Would it be acceptable to add a randomly small number to the signal to avoid this.
signal_time_lon = signal_time_lon + np.random.randint(0,9,size=(730, 182))*1e-05
EDIT: Adding images and clarify meaning
The output of rfft2 still appears to be a complex array. Using fftshift shifts the edges of the image to the centre; I still have a power spectrum regardless. I expect that the reason that I get rows of zeros is that I have re-created the timeseries for each pixel. The ft[0, 0] pixel contains the mean of the signal. So the ft[1, 0] corresponds to a sinusoid with one cycle over the entire signal in the rows of the starting image.
Here are is the starting image using following code:
plt.pcolormesh(signal_time_lon); plt.colorbar(); plt.axis('tight')
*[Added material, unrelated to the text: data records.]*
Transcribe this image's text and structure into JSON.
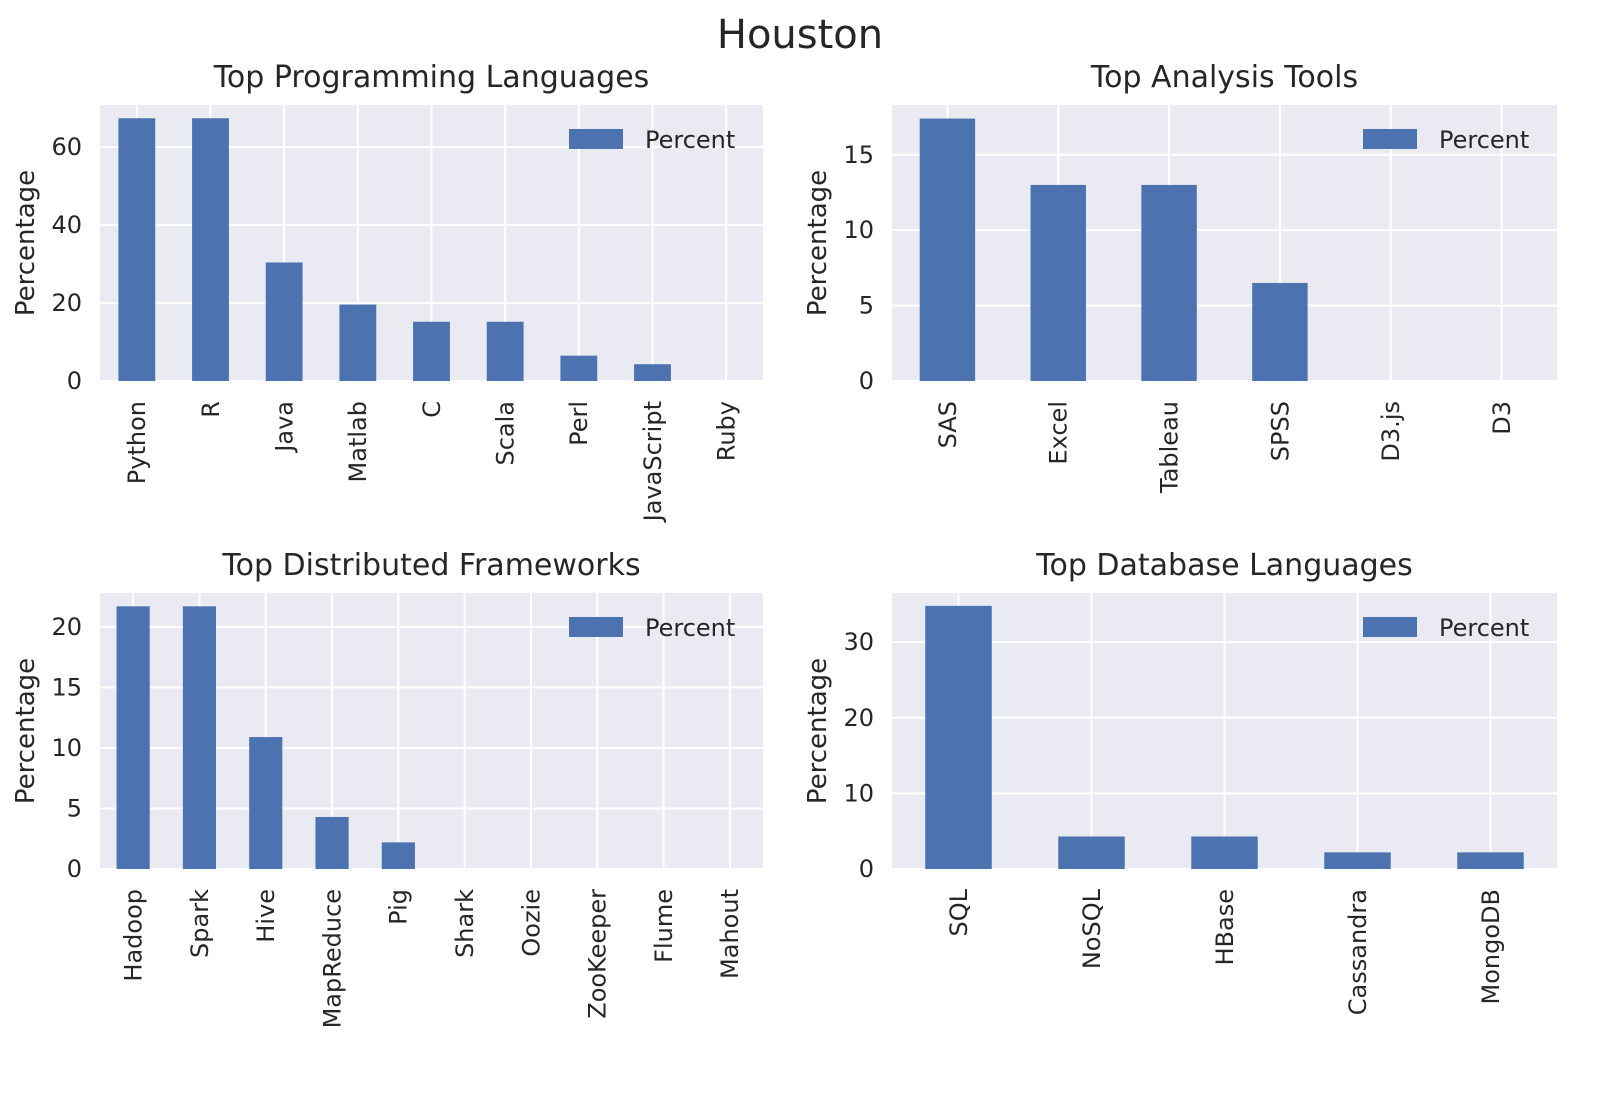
{
  "figure": {
    "suptitle": "Houston"
  },
  "colors": {
    "bar": "#4c72b0",
    "axes_bg": "#eaeaf2",
    "grid": "#ffffff",
    "text": "#262626"
  },
  "chart_data": [
    {
      "type": "bar",
      "title": "Top Programming Languages",
      "ylabel": "Percentage",
      "legend": "Percent",
      "legend_position": "upper right",
      "grid": true,
      "categories": [
        "Python",
        "R",
        "Java",
        "Matlab",
        "C",
        "Scala",
        "Perl",
        "JavaScript",
        "Ruby"
      ],
      "values": [
        67.4,
        67.4,
        30.4,
        19.6,
        15.2,
        15.2,
        6.5,
        4.3,
        0
      ],
      "ylim": [
        0,
        70.8
      ],
      "yticks": [
        0,
        20,
        40,
        60
      ]
    },
    {
      "type": "bar",
      "title": "Top Analysis Tools",
      "ylabel": "Percentage",
      "legend": "Percent",
      "legend_position": "upper right",
      "grid": true,
      "categories": [
        "SAS",
        "Excel",
        "Tableau",
        "SPSS",
        "D3.js",
        "D3"
      ],
      "values": [
        17.4,
        13.0,
        13.0,
        6.5,
        0,
        0
      ],
      "ylim": [
        0,
        18.3
      ],
      "yticks": [
        0,
        5,
        10,
        15
      ]
    },
    {
      "type": "bar",
      "title": "Top Distributed Frameworks",
      "ylabel": "Percentage",
      "legend": "Percent",
      "legend_position": "upper right",
      "grid": true,
      "categories": [
        "Hadoop",
        "Spark",
        "Hive",
        "MapReduce",
        "Pig",
        "Shark",
        "Oozie",
        "ZooKeeper",
        "Flume",
        "Mahout"
      ],
      "values": [
        21.7,
        21.7,
        10.9,
        4.3,
        2.2,
        0,
        0,
        0,
        0,
        0
      ],
      "ylim": [
        0,
        22.8
      ],
      "yticks": [
        0,
        5,
        10,
        15,
        20
      ]
    },
    {
      "type": "bar",
      "title": "Top Database Languages",
      "ylabel": "Percentage",
      "legend": "Percent",
      "legend_position": "upper right",
      "grid": true,
      "categories": [
        "SQL",
        "NoSQL",
        "HBase",
        "Cassandra",
        "MongoDB"
      ],
      "values": [
        34.8,
        4.3,
        4.3,
        2.2,
        2.2
      ],
      "ylim": [
        0,
        36.5
      ],
      "yticks": [
        0,
        10,
        20,
        30
      ]
    }
  ]
}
Here is result using following code:
ft = np.fft.rfft2(signal_time_lon)
mgft = np.abs(ft)
ps = mgft**2
log_ps = np.log1p(mgft)
plt.pcolormesh(log_ps); plt.colorbar(); plt.axis('tight')
It may not be clear in the image but it is only every second row that contains completely zeros. Every tenth pixel (log_ps[10, 0]) is a high value. The other pixels (log_ps[2, 0], log_ps[4, 0] etc) have very low values.
Consider the following example:
In [59]: from scipy import absolute, fft
In [60]: absolute(fft([1,2,3,4]))
Out[60]: array([ 10. , 2.82842712, 2. , 2.82842712])
In [61]: absolute(fft([1,2,3,4, 1,2,3,4]))
Out[61]:
array([ 20. , 0. , 5.65685425, 0. ,
4. , 0. , 5.65685425, 0. ])
In [62]: absolute(fft([1,2,3,4, 1,2,3,4, 1,2,3,4]))
Out[62]:
array([ 30. , 0. , 0. , 8.48528137,
0. , 0. , 6. , 0. ,
0. , 8.48528137, 0. , 0. ])
If X[k] = fft(x), and Y[k] = fft([x x]), then Y[2k] = 2*X[k] for k in {0, 1, ..., N-1} and zero otherwise.
Therefore, I would look into how your signal_time_lon is being tiled. That may be where the problem lies.